Presence Detection and Agent Integration
Section titled “Presence Detection and Agent Integration”The HA Companion App on my phone reports GPS location, WiFi SSID, and activity type to Home Assistant. HA maps these to zones — home, work, school, grocery stores — and exposes them as person.father and person.mother entities.

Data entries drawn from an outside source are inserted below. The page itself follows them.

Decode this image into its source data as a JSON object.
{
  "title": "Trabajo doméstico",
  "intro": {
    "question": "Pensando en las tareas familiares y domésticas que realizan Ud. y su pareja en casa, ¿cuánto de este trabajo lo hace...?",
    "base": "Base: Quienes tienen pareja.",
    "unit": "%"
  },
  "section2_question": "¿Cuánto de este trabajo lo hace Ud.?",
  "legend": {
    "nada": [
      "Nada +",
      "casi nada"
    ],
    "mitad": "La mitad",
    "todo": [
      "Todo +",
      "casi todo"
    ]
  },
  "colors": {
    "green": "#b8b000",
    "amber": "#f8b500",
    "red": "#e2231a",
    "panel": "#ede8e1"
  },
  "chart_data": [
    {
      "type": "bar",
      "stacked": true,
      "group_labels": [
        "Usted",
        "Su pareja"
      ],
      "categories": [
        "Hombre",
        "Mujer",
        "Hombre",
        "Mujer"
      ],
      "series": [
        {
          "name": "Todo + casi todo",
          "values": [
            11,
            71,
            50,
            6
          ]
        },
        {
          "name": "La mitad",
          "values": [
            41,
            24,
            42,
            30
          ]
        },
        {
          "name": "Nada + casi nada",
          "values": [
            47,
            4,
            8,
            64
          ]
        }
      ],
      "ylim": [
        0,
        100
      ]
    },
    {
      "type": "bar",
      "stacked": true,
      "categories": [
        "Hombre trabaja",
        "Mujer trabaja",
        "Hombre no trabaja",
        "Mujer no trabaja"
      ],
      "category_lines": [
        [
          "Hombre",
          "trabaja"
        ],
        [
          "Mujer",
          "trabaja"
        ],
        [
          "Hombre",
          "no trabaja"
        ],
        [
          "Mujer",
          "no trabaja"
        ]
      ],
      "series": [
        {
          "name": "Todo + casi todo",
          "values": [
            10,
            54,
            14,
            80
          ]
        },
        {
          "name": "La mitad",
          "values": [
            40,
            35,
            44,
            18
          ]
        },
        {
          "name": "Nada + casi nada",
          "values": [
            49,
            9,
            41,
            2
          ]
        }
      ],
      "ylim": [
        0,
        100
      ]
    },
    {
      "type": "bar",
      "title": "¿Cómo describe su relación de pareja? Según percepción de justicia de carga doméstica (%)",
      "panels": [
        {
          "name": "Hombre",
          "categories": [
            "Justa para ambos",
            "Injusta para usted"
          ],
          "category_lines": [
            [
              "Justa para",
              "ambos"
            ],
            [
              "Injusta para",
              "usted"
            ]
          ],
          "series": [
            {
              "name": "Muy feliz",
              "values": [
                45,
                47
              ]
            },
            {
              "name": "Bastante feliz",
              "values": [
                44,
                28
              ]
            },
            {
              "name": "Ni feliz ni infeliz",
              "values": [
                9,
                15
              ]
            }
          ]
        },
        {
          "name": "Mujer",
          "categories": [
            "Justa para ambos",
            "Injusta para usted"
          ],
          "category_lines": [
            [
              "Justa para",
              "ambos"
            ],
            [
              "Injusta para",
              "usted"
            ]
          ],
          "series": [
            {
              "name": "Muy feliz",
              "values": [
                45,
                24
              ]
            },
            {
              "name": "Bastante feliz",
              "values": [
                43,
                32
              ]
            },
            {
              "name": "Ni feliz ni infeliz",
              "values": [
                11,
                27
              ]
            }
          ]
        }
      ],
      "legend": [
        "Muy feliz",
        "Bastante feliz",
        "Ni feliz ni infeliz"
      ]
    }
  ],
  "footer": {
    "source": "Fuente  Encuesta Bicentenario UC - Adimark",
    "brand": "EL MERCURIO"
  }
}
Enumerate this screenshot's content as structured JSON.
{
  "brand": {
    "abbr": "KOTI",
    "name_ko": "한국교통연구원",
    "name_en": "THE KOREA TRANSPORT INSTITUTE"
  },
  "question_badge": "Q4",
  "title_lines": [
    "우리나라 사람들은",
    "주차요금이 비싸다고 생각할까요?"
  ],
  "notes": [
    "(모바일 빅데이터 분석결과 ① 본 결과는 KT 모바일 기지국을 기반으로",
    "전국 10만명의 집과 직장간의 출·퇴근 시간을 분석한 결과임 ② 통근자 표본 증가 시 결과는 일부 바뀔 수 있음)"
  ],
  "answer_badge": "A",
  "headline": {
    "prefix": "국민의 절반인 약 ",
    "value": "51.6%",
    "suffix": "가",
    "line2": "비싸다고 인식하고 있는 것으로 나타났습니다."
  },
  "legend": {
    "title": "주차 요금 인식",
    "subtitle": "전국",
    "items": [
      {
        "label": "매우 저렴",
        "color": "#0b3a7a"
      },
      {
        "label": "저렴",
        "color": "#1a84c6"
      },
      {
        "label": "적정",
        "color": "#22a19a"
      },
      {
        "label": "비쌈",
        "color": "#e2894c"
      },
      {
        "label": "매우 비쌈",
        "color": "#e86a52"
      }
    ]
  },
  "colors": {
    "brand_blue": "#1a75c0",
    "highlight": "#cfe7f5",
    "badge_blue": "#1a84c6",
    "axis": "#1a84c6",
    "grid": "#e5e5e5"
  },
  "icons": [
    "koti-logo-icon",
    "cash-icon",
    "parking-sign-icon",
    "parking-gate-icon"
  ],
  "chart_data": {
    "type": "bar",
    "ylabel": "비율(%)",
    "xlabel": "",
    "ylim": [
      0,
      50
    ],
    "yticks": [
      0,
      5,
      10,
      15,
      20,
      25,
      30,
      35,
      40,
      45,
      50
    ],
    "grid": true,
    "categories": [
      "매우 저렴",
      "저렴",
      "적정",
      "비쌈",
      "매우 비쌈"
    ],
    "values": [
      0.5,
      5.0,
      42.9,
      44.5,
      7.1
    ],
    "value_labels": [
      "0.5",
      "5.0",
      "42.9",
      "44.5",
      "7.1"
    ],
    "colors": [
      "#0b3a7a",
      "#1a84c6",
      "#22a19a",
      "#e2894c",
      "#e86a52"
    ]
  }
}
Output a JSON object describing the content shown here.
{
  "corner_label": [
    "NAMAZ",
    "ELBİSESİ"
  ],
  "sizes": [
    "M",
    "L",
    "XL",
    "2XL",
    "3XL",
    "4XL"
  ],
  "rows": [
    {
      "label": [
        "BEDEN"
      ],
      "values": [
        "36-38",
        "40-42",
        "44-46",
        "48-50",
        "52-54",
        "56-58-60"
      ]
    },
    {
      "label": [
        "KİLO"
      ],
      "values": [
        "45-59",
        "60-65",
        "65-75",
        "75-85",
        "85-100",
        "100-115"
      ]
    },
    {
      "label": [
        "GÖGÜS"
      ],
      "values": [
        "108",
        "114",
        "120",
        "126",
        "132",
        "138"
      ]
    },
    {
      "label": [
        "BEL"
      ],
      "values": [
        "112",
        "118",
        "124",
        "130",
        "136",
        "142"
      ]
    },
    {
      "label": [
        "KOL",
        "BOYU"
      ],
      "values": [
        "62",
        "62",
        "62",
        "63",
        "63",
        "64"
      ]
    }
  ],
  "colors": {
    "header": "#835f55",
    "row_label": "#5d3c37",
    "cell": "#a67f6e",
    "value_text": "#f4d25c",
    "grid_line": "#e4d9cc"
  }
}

This is where home automation intersects with my AI agent platform. Presence data flows from HA to my agent via webhooks:
automation: - alias: "Presence update to agent" trigger: - platform: state entity_id: person.father action: - service: rest_command.agent_presence data: person: "spencer" zone: "{{ states('person.father') }}"The agent uses presence context to adjust its behavior: suppress non-urgent alerts when I’m driving, surface the grocery list when I’m at the store, adjust communication style based on whether I’m at work or home. Location data stays entirely local — HA runs on my cluster, not in the cloud, and the agent gets zone names (“home,” “work”), not raw GPS coordinates.
Deployment Details
Section titled “Deployment Details”| Component | Image / Chart | Storage | Resources |
|---|---|---|---|
| Home Assistant | pajikos Helm v0.3.43, HA 2026.2.1 | 10Gi Longhorn PVC (2x repl) | 250m/512Mi req, 2000m/2Gi limit |
| PostgreSQL | postgres:16-alpine StatefulSet | 10Gi Longhorn PVC (2x repl) | 100m/256Mi req |
| Longhorn snapshots | Recurring Job | — | Every 6 hours, retain 10 |
| Longhorn backups | Recurring Job | S3-compatible target | Daily, retain 30 |
Namespace: home-assistant
Helm chart: pajikos/home-assistant — auto-updated with new HA releases, low issue count (2 open as of Feb 2026), supports StatefulSet by default with configurable persistence, init containers (for HACS installation), and templated configuration.yaml.
Phase 2 Roadmap
Section titled “Phase 2 Roadmap”Phase 1 is intentionally minimal: prove the platform with WiFi/cloud devices (Nest, Sonos), then expand.
| Addition | What It Enables | Key Decision |
|---|---|---|
| Zigbee2MQTT + Mosquitto | Zigbee device support (sensors, switches, lights) | Network coordinator (SLZB-06) over USB — eliminates node pinning |
| Matter Server | Matter/Thread device support | hostNetwork: true for IPv6 multicast |
| ESPHome | Custom ESP32/ESP8266 sensors | hostNetwork: true for mDNS OTA |
| Frigate | Local camera AI (person/vehicle detection) | Orange Pi 5’s RK3588 has 6 TOPS NPU — explore for inference |
Each addition is a separate Kubernetes Deployment with its own PVC, resource limits, and CiliumNetworkPolicy. The HA “Apps” store doesn’t exist in Container mode — every add-on runs as a standalone pod. For someone already running Kubernetes, this is arguably a feature: each component has its own lifecycle, resource bounds, and security policy.
What This Demonstrates
Section titled “What This Demonstrates”Production operations on constrained hardware. Not “it works on my Pi” — PostgreSQL with proper replication, automated snapshots, network policies, and rolling updates. The kind of operational discipline that transfers directly to cloud or enterprise Kubernetes.
Security-first IoT design. IoT devices are high-risk by nature. Running them behind Tailscale (no public internet exposure), with CiliumNetworkPolicy segmentation (each component scoped to minimum required connectivity), and on a cluster with automated security scanning is a fundamentally different posture than plugging a smart hub into your router and hoping for the best.
Practical tradeoff documentation. Every design decision has an explicit tradeoff. hostNetwork for mDNS breaks NetworkPolicy enforcement — acknowledged, mitigated, monitored. SQLite on Longhorn causes locking — replaced with PostgreSQL from day one. Container mode lacks the Apps store — treated as a feature for K8s-native deployment. The value isn’t in making perfect decisions; it’s in making informed ones and documenting why.